Caranci: I don't regret decision to work with FBI

Caranci: I don't regret decision to work with FBI

NORTH PROVIDENCE - Paul Caranci says his decision to be an informant for the FBI was the most difficult one he's ever made, but one he'll never regret.

Caranci told The Breeze he wrestled with the idea of turning in three colleagues on the Town Council for weeks, trying again and again to get them to reconsider their decision to take bribes, only to be laughed at in return.

It was his wife Margie who eventually helped him make up his mind, said Caranci, reassuring him that the right choice will always prevail.

"The bottom line was, if we don't do this simply to protect the lifestyle that we have, why are we any different from the guys who did it so they could have a better lifestyle?" said Caranci.

If an elected official like he was can't be expected to uphold the laws of the state and the town charter, said Caranci, then all he's doing is spouting "empty words."

"If you take the oath seriously, then it means that you're going to be discomforted," he said.

He and his wife were "prepared for the worst," said Caranci, while "hoping for the best" outcome.

Four years after Councilors Joe Burchfield, Ray Douglas and John Zambarano were arrested on corruption charges, Caranci is facing another challenge in his seemingly endless journey since helping to bust one of the town's most infamous corruption scandals.

Caranci will once again have to testify, this time in the upcoming related corruption case against developer Richard Baccari. Despite the thought of doing it all over again, said Caranci, he remains as convinced as ever that what he did five years ago was right.

Even before Caranci's involvement in the FBI takedown was made known, he and his wife were thinking that they might need to move away, applying for jobs in other states. The temptation has often returned, said Caranci, as people have threatened and intimidated his family verbally and by mail, vandalized his home and cars, and called him every imaginable name.

One of the most common names he's heard is "rat bastard," said Caranci, with many people yelling from their cars asking him how it feels to be one.

Caranci said he was "thrilled" and "stunned" to learn two weeks ago that he'd been nominated for the Margaret Chase Smith American Democracy Award for the courage he showed in the 2010 corruption case in which the three councilmen admitted to taking bribes in exchange for a favorable vote on a zone change to allow a supermarket.

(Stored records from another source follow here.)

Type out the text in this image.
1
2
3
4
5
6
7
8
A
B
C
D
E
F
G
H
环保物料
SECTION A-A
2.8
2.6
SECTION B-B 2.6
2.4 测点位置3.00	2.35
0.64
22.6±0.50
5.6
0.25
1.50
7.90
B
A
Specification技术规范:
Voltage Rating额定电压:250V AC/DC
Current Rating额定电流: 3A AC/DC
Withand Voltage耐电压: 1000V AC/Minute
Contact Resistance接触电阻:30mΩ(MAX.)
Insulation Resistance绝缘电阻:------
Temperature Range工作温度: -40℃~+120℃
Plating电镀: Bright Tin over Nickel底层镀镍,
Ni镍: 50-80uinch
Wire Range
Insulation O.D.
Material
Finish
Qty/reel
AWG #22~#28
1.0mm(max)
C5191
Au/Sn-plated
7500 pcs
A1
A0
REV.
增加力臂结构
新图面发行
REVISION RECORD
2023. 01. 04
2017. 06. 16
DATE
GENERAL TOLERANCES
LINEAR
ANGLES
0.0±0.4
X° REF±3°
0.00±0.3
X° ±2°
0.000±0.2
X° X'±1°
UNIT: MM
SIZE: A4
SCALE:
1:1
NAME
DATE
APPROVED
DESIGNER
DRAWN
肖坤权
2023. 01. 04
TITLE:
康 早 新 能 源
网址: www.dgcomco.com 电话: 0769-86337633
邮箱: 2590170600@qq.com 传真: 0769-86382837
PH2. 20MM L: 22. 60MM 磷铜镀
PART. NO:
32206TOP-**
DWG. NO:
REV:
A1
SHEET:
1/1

Make no mistake, said Caranci, this nomination is not about vindication, as that would imply that he somehow did something wrong. Contrary to all those who now hate him, this was about doing what was right no matter what the future cost would be.

This was about making a choice he could live with even though he knew that friends he had known for 30 years would stop talking to him, even though he would be seen as a pariah everywhere he went in his hometown.

Caranci's home has twice been vandalized and his cars have been purposely damaged "numerous times." He installed an alarm system and video cameras in response to nails thrown on his front lawn and slashed tires, among other acts.

One of the most chilling experiences has been seeing people just parked outside of his home looking at him as he comes and goes, said Caranci.

"It's been a long road," he said. "I'm looking forward to when it's all over and behind me."

Caranci plans to write a book on his experience with the North Providence corruption case when it's over, explaining himself in a way he simply can't do right now. He looks forward to "getting my story out there," said Caranci, especially in detailing the lengths he went to convince his council colleagues to stop doing what they were doing.

Caranci said he also knew from the beginning how expensive it would be if he got involved.

"I did the right thing but I still have to incur the expense and fight the good fight," he said. "I don't regret it, and I would do it again tomorrow."

Are there any regrets?

"I do regret the actions some people have had and some of the negatives I've had to go through as a result of doing it," said Caranci.

According to a voting form, Caranci was nominated for the Chase Award "for his courage in working with the FBI and other law enforcement entities to expose public corruption and bribery schemes that were masterminded by three of his fellow town councilmen in North Providence, Rhode Island, placing his own political career and personal/family safety at great risk."

The former councilman and current author is the first staff person from a secretary of state's office ever nominated for the award.